CRITICAL ACCOUNTING POLICIES AND ESTIMATES
Management's Discussion and Analysis of Financial Condition and Results of Operations addresses our financial statements, which have been prepared in accordance with accounting principles generally accepted in the United States ("GAAP") for interim financial information. The preparation of our financial statements requires that we make estimates and assumptions that affect the reported amounts of assets and liabilities and the disclosure of contingent assets and liabilities at the date of the financial statements and the reported amounts of revenues and expenses during the reporting period. On an on-going basis, we evaluate these estimates and judgments. We base our estimates and judgments on historical experience and on various other factors that are believed to be reasonable under the circumstances, the results of which form the basis for making judgments about the carrying value of assets and liabilities that are not readily apparent from other sources. Actual results may differ from these estimates under different assumptions or conditions. Our critical account policies are summarized in our Annual Report on Form 10-K for the year ended December 31, 2008. We had no significant changes in our critical accounting policies since our last annual report.
SPECIAL NOTE REGARDING FORWARD-LOOKING STATEMENTS
This quarterly report on Form 10-Q (including documents incorporated by reference) and other written and oral statements the Company makes from time to time contain certain "forward-looking" statements within the meaning of Section 27A of the Securities Act of 1933 and Section 21E of the Securities Exchange Act of 1934. You can identify these forward-looking statements by the fact they use words such as "should", "expect", "anticipate", "estimate", "target", "may", "project", "guidance", "intend", "plan", "believe" and other words and terms of similar meaning and expression in connection with any discussion of future operating or financial performance. One can also identify forward-looking statements by the fact that they do not relate strictly to historical or current facts. Such forward-looking statements are based on current expectations and involve inherent risks and uncertainties, including factors that could delay, divert or change any of them, and could cause actual outcomes to differ materially from current expectations. These statements include, among other things, statements regarding the Company's expected cash and cash equivalents and working capital being sufficient until September 2009, and other statements, including the Company's goals, plans and projections regarding its financial position, results of operations, cash flows, market position, product development, product approvals, sales efforts, expenses, performance or results of current and anticipated products and the outcome of contingencies such as legal proceedings, and financial results, which are based on current expectations that involve inherent risks and uncertainties, including internal or external factors that could delay, divert or change any of them in the next several years. The Company has included important factors in the cautionary statements included in its 2008 Annual Report on Form 10-K, particularly under "Risk Associated with our Business", as well as in Part II, Item 1A under "Risk Factors" in this Quarterly Report on Form 10-Q, that the Company believes could cause actual results to differ materially from any forward-looking statement.

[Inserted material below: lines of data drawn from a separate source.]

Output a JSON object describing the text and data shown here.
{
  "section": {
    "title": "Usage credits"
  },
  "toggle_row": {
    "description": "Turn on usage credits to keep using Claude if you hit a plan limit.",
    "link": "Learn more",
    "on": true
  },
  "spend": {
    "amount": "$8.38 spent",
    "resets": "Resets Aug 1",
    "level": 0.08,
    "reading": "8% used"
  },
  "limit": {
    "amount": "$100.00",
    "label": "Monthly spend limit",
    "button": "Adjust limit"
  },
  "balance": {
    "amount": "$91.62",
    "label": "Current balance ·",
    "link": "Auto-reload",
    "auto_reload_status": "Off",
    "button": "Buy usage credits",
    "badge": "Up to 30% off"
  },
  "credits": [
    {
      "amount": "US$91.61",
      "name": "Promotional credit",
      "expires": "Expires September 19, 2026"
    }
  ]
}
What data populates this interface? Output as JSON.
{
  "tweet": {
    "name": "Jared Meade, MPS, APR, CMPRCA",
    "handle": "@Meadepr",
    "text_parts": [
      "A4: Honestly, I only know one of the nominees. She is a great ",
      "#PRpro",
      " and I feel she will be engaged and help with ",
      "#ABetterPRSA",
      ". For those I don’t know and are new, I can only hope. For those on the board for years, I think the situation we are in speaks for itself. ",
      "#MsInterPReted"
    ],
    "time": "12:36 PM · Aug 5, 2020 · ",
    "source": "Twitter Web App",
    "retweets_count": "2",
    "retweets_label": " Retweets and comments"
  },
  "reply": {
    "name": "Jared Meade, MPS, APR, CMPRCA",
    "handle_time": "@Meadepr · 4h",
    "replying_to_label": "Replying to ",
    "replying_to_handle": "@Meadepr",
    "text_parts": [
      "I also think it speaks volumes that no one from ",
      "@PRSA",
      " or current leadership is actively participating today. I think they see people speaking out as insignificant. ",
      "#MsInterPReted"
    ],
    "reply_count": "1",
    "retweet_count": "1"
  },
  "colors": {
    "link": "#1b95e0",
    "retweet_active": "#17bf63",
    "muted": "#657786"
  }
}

Although the Company believes it has been prudent in its plans and assumptions, no assurance can be given that any goal or plan set forth in forward-looking statements can be achieved and readers are cautioned not to place undue reliance on such statements, which speak only as of the date made. The Company undertakes no obligation to release publicly any revisions to forward-looking statements as a result of new information, future events or otherwise.